Dandara é uma delas e, por ter passado a vida toda ali, um dos poucos animais que não tem um histórico de trauma. Ela nasceu em 2000, na casa de Lenita, filha de um macho que já morreu e de Lulu, uma anta que a engenheira recebeu do Cigs após o resgate ainda filhote, em 1996, e permanece com ela.

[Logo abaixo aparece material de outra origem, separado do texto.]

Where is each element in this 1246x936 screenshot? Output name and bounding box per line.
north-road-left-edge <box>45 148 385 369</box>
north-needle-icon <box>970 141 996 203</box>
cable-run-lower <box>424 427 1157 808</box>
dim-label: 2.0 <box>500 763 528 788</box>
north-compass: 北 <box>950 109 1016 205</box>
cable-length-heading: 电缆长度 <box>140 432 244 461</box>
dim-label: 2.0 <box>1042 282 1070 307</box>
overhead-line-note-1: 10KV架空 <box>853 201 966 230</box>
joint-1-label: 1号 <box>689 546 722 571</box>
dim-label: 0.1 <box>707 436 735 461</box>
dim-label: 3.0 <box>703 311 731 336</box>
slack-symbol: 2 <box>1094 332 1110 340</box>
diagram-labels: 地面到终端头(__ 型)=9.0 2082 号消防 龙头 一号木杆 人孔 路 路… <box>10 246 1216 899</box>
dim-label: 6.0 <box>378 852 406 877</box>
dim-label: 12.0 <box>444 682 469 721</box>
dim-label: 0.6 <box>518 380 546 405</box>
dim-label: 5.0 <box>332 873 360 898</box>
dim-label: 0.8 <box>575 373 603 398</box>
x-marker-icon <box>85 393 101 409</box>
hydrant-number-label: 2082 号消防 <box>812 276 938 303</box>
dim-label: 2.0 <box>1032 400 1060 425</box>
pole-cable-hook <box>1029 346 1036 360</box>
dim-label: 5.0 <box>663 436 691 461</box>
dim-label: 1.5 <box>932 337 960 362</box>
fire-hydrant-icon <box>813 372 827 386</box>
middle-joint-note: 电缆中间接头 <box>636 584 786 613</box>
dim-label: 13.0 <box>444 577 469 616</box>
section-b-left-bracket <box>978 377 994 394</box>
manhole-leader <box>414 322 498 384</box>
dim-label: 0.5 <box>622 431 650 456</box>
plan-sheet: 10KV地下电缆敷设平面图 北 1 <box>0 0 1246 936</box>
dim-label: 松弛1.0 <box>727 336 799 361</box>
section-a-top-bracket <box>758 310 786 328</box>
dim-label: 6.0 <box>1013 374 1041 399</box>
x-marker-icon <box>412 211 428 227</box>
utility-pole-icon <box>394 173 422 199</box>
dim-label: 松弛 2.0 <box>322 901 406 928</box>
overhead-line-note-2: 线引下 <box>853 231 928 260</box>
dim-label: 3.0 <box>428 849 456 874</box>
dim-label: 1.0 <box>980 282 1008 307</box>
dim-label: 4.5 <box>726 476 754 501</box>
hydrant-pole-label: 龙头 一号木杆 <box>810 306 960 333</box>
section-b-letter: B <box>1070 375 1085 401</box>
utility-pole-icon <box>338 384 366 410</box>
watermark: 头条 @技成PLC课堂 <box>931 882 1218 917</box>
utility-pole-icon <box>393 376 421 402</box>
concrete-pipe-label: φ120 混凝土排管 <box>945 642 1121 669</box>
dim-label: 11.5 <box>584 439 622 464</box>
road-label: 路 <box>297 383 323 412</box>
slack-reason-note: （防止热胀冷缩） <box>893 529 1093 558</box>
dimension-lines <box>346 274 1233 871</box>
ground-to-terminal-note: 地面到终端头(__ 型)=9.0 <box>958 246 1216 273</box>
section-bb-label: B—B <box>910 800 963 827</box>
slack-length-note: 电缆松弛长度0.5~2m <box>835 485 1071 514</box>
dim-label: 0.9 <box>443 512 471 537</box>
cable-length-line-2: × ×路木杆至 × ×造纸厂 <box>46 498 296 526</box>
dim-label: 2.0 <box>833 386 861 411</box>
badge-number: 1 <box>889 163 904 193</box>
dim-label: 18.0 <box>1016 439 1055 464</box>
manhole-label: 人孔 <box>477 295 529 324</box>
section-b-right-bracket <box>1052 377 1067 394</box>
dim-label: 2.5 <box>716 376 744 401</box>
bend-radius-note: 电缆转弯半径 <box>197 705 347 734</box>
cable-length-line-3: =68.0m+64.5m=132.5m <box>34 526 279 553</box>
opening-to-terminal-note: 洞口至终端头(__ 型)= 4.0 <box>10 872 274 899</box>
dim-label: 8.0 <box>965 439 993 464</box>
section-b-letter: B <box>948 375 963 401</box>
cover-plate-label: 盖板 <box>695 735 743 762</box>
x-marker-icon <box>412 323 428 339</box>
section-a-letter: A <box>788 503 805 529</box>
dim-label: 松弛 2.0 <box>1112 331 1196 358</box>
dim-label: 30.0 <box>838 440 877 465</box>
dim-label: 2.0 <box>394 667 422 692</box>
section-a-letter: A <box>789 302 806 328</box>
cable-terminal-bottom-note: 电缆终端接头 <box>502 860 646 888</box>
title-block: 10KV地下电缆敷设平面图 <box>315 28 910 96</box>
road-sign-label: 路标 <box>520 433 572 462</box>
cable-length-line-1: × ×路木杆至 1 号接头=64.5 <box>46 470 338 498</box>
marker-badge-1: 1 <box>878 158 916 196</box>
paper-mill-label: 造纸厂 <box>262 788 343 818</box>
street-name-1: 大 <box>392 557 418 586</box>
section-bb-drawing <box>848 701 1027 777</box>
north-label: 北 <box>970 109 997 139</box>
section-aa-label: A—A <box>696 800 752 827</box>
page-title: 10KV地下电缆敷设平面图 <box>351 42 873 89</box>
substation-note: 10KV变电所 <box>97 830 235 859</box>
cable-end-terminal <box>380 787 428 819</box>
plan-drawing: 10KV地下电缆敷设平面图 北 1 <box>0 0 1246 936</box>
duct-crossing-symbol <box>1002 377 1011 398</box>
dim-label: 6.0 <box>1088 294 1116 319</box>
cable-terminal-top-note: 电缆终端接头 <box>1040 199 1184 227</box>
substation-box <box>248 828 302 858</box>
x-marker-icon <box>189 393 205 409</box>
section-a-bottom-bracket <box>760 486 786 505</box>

“Ela é um cachorrinho, super dócil”, diz Lenita, enquanto dá um “tapinha” no animal e o repreende por interromper a entrevista, empurrando Lenita com a cabeça. “Ela tá querendo chamar a atenção e pedindo ovo cru, que ela adora”, explica. “Mas você não pode ficar se enchendo de ovo, minha querida”, continua, agora falando com o animal. Além do ovo cru, a dieta é à base de casca de soja, frutas e ração de cavalo.

Projeto abandonado
Entramos em outro recinto, que aparenta estar vazio, e Lenita alerta: “Cuidado que ele é bravo” – antes de chamar “-Josué!”. É como ela batizou uma onça parda que também chegou de passagem e acabou ficando.

Levado até ela pelo Ibama em 1998, com apenas 1 ano, o plano era que o animal ficasse na casa de Lenita temporariamente, para que fosse reintroduzido na Área de Proteção Ambiental (APA) Tarumã, na Zona Oeste, como parte de um programa desenvolvido em parceria com o Instituto Nacional de Pesquisas da Amazônia (Inpa).

“Eram dois filhotes, ele e uma fêmea, que morreu no cativeiro. Ele foi mantido isolado por muito tempo, sem contato humano, para não abrandar os instintos. Mas chegou num ponto que o projeto, óbvio, dançou, né? No Tarumã… em expansão, muita gente, como vai inserir uma onça? Acabou o projeto, sobrou ele”.

Bem longe dali, fica outra onça, a pintada. Resgatada há mais de 20 anos, ela teve as presas arrancadas e não pode mais ser reintroduzida na natureza, conta Lenita. “Um predador sem presa não sobrevive na natureza”, explica. Agora com o instinto já abrandado, – ela já permite “carinhos” do tratador – o animal é alimentado com frangos.

Traumas

Nos recintos das aves também não faltam histórias de superação entre os animais. Araras baleadas, gaviões atingidos por linhas de cerol, papagaios com asas cortadas e pernas quebradas, animais cegos, mutilados e deformados por maus tratos agora convivem com outros de suas espécies em recintos construídos para eles. “É incrível a resposta que temos deles quando sentem que estão sendo bem cuidados. Muitos conseguem, com o tempo, superar traumas dos maus tratos. Mas alguns ficam arredios a vida toda”, disse.

E essa não é a única preocupação de um mantenedor, revela Lenita. As dificuldades são muitas, diz ela: falta apoio, estrutura e interesse. “A vontade de desistir eu tenho tido sempre porque a gente se sente meio só, não tem apoio e nem políticas públicas voltadas para a preservação da fauna. Sinto como se estivesse dando murro em ponta de faca. A lei agora é matar e matar. Mas se eu desistir… como ficam eles?”

Em cativeiro

Para Lenita, as antas são uma satisfação à parte  pelo fato de ter conseguido salvá-las e até mesmo reproduzir a espécie em cativeiro – o que ainda não era proibido. Atualmente apenas zoológicos podem reproduzir animais em cativeiro, mantenedores e guardiões, não, segundo o gerente de Fauna do Ipaam, Marcelo Carvalho.